La seconda vita della Sga non è partita facilmente, per i tre vincoli posti alla società guidata da Marina Natale (ex vice dg di Unicredit) dagli attori del salvataggio delle banche venete. Il primo deriva dalla scarsità di risorse attivate dal decreto Salvabanche. Non che 20 miliardi siano pochi: lo erano risolvere del tutto i problemi più urgenti cumulatisi in 10 anni di crisi nel settore bancario (difatti altri paesi Ue hanno aiutato i loro istituti con cifre a uno zero in più). Così per non sfondare il tetto dei 20 miliardi stanziati per Mps e le due venete, l’esecutivo impose curve di recupero delle sofferenze di Bpvi e Vb ottimistiche, pari al 55% medio. Il loro management, che allora negoziava con le autorità e col compratore (a un euro) Intesa Sanpaolo, era restio, così entrò in scena la Banca d’Italia, fornendo uno studio interno che calzava a pennello. L’altro stratagemma, usato per non dover tornare in aula e trovare una maggioranza qualificata che ampliasse la dote del Salvabanche, fu il pagamento disposto per Sga: che ha solo segnato un debito verso le due liquidazioni, da estinguere con il graduale rimborso dei flussi di Npl; per questo i tre meccanismi dureranno una ventina d’anni. Il terzo vincolo invece è negoziale: lo ha posto Intesa Sanpaolo, rifiutando di comprare quasi 8 miliardi di crediti veneti vivi, ma incagliati. Si dice che lo Stato fosse disposto a girarli all’istituto compratore con garanzia pubblica, e che la divisione commerciale fosse tentata: ma prevalsero le ritrosie del risk management di Intesa Sanpaolo e quel pezzo di economia del Nord Est è transumato verso la Sga. Per quei 25mila imprenditori (e 20mila famiglie “incagliate”), non è esattamente come negoziare con una banca: l’approccio, secondo chi c’è dentro, è più da procedura che da business, il che non agevola il risanamento.

Presa nella burocrazia e nello sforzo di ripiantare una struttura nata nel 1997 per il crac del Banco di Napoli – anche triplicando gli organici, ora quasi 300 – la Sga cerca con il piano di darsi la scossa, e fare emergere la “linea di diligenza” del management nel lungo e irto cammino da fare sui due speculari mestieri. Da una lato il recupero sofferenze, che andrà quantificato sui diversi tipi di portafo

gli: da mesi, anche rintracciando dati sparsi per le più remote filiali della rete Bpvi e Vb, il veicolo arricchisce e segmenta per tipologie i dossier di Npl per migliorarne, con la qualità dei dati, il valore del recupero.
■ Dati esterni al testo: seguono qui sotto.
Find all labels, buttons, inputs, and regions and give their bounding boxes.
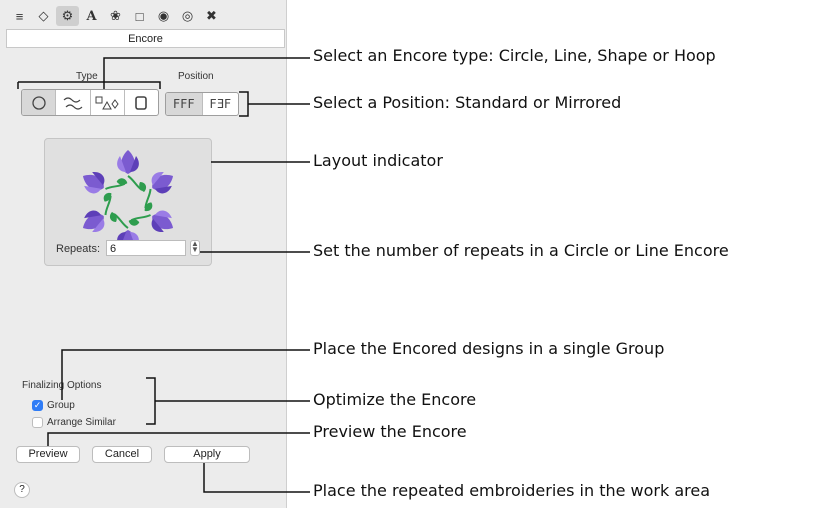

Il fatto che i crediti siano giunti nella Sga da soli tre mesi probabilmente impedirà di fornire una stima di recupero che si confronti con il 55% ipotizzato da Bankitalia un anno fa.

Sul fronte Utp, invece, Sga gestirà le esposizioni di aziende, specie le 700 più grandi che le devono circa 2 miliardi: per chi merita si profilano nuove scadenze e condizioni, e nuova finanza nell’intorno di un miliardo, per preservare l’intera esposizione.
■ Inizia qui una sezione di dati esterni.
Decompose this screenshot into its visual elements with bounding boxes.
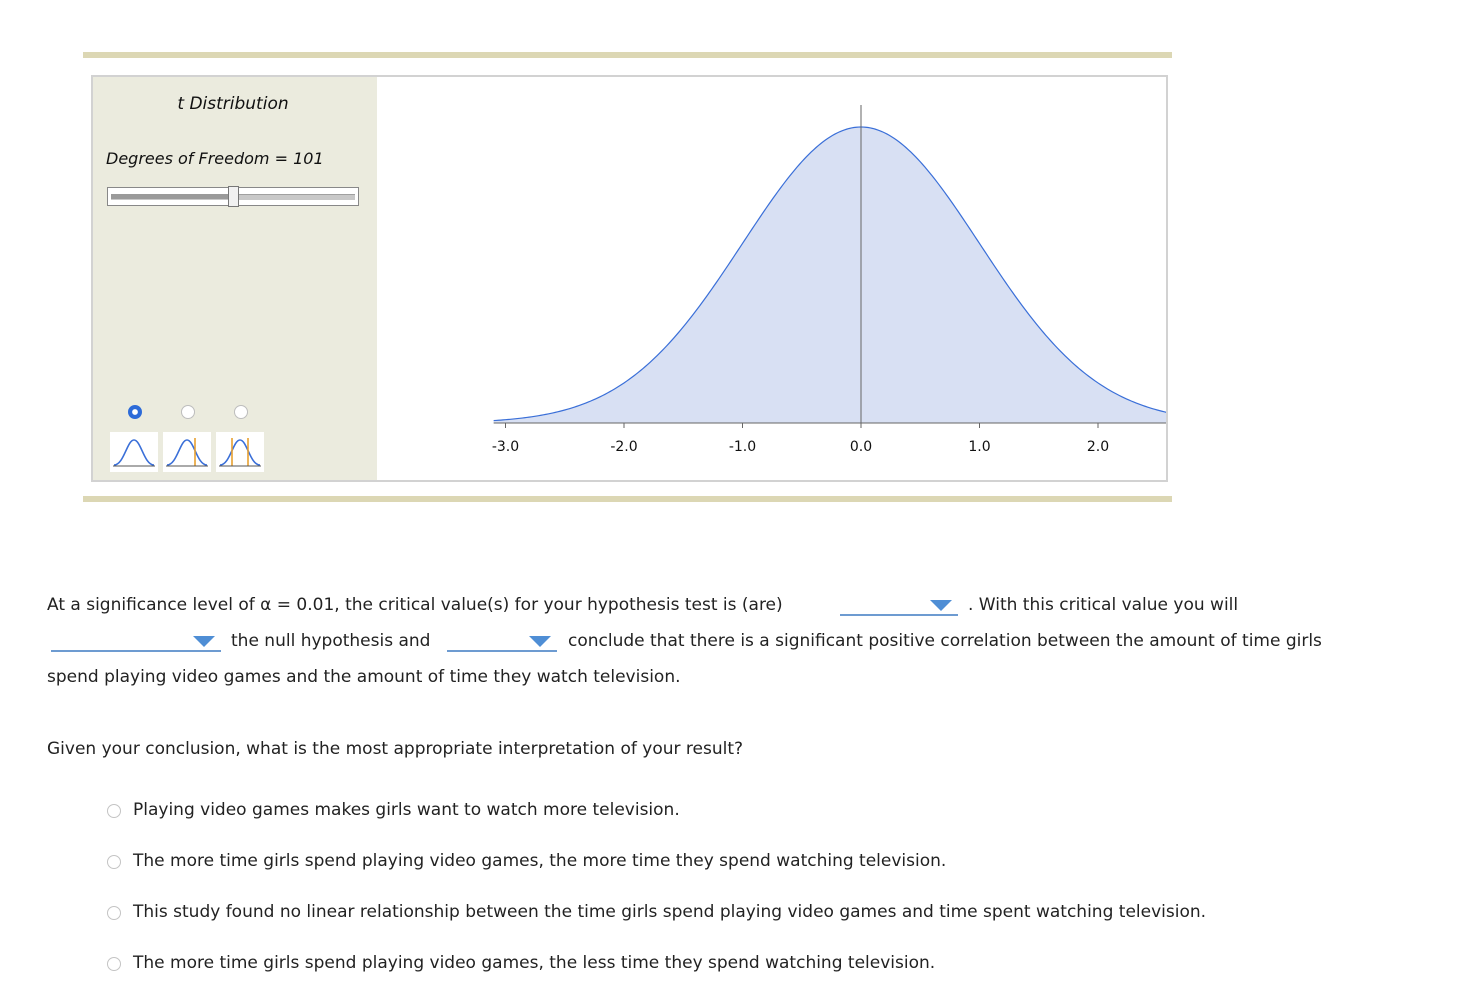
one-tail-left-icon[interactable]: [110, 432, 158, 472]
bottom-divider: [83, 496, 1172, 502]
radio-button[interactable]: [107, 855, 121, 869]
slider-fill: [111, 194, 233, 199]
one-tail-right-icon[interactable]: [163, 432, 211, 472]
radio-button[interactable]: [107, 957, 121, 971]
x-tick-label: -3.0: [492, 439, 519, 455]
question1-text-part1: At a significance level of α = 0.01, the…: [47, 595, 783, 615]
two-tail-icon[interactable]: [216, 432, 264, 472]
question1-text-part3: the null hypothesis and: [231, 631, 431, 651]
x-tick-label: -2.0: [610, 439, 637, 455]
top-divider: [83, 52, 1172, 58]
control-panel: t Distribution Degrees of Freedom = 101: [93, 77, 377, 480]
degrees-of-freedom-slider[interactable]: [107, 186, 359, 207]
x-tick-label: 2.0: [1087, 439, 1109, 455]
x-tick-label: 1.0: [968, 439, 990, 455]
t-distribution-plot: -3.0-2.0-1.00.01.02.03.0t: [378, 77, 1243, 480]
applet-title: t Distribution: [177, 94, 289, 114]
question1-text-part5: spend playing video games and the amount…: [47, 667, 681, 687]
slider-thumb[interactable]: [228, 186, 239, 207]
t-distribution-applet: t Distribution Degrees of Freedom = 101: [91, 75, 1243, 482]
answer-option-label: This study found no linear relationship …: [133, 902, 1207, 922]
chevron-down-icon: [193, 636, 215, 647]
question2-prompt: Given your conclusion, what is the most …: [47, 739, 744, 759]
x-tick-label: 0.0: [850, 439, 872, 455]
degrees-of-freedom-label: Degrees of Freedom = 101: [106, 149, 324, 168]
curve-area: [493, 127, 1229, 423]
radio-button[interactable]: [107, 804, 121, 818]
question1-text-part4: conclude that there is a significant pos…: [568, 631, 1322, 651]
answer-option-label: Playing video games makes girls want to …: [133, 800, 680, 820]
critical-value-dropdown[interactable]: [840, 596, 958, 616]
answer-option-label: The more time girls spend playing video …: [133, 953, 936, 973]
answer-option-label: The more time girls spend playing video …: [133, 851, 947, 871]
tail-radio-right[interactable]: [181, 405, 195, 419]
t-distribution-chart: -3.0-2.0-1.00.01.02.03.0t: [492, 105, 1243, 473]
x-tick-label: -1.0: [729, 439, 756, 455]
chevron-down-icon: [529, 636, 551, 647]
tail-radio-left[interactable]: [128, 405, 142, 419]
null-hypothesis-decision-dropdown[interactable]: [51, 632, 221, 652]
tail-radio-two[interactable]: [234, 405, 248, 419]
question1-text-part2: . With this critical value you will: [968, 595, 1239, 615]
chevron-down-icon: [930, 600, 952, 611]
conclude-dropdown[interactable]: [447, 632, 557, 652]
radio-button[interactable]: [107, 906, 121, 920]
Le munizioni finanziarie dovrebbero venire anche tramite un programma di emissioni di bond, che Sga ha fino a un miliardo come provvista; ma la prima emissione, attesa entro fine luglio, sembra rinviata per le non buone condizioni di mercato. Frattanto si punta sulla liquidità in cassa e sui tempi migliori. Ancor più della nuova “finanza”, però, serviranno collaborazioni, per sfruttare le competenze di chi ha più pratica di mercato o locale. Le indiscrezioni puntano su Banca Ifìs per partnership nel factoring, su gestori esterni per gli Npl di piccolo taglio, e sulla finanziaria regionale Veneto Sviluppo per un fondo fino a 400 milioni a supporto dei mille più grandi dossier Utp. Gianni Mion, ventilato tra gli investitori, avrebbe declinato, timoroso che prevalessero logiche politiche; altri soci privati sarebbero in arrivo.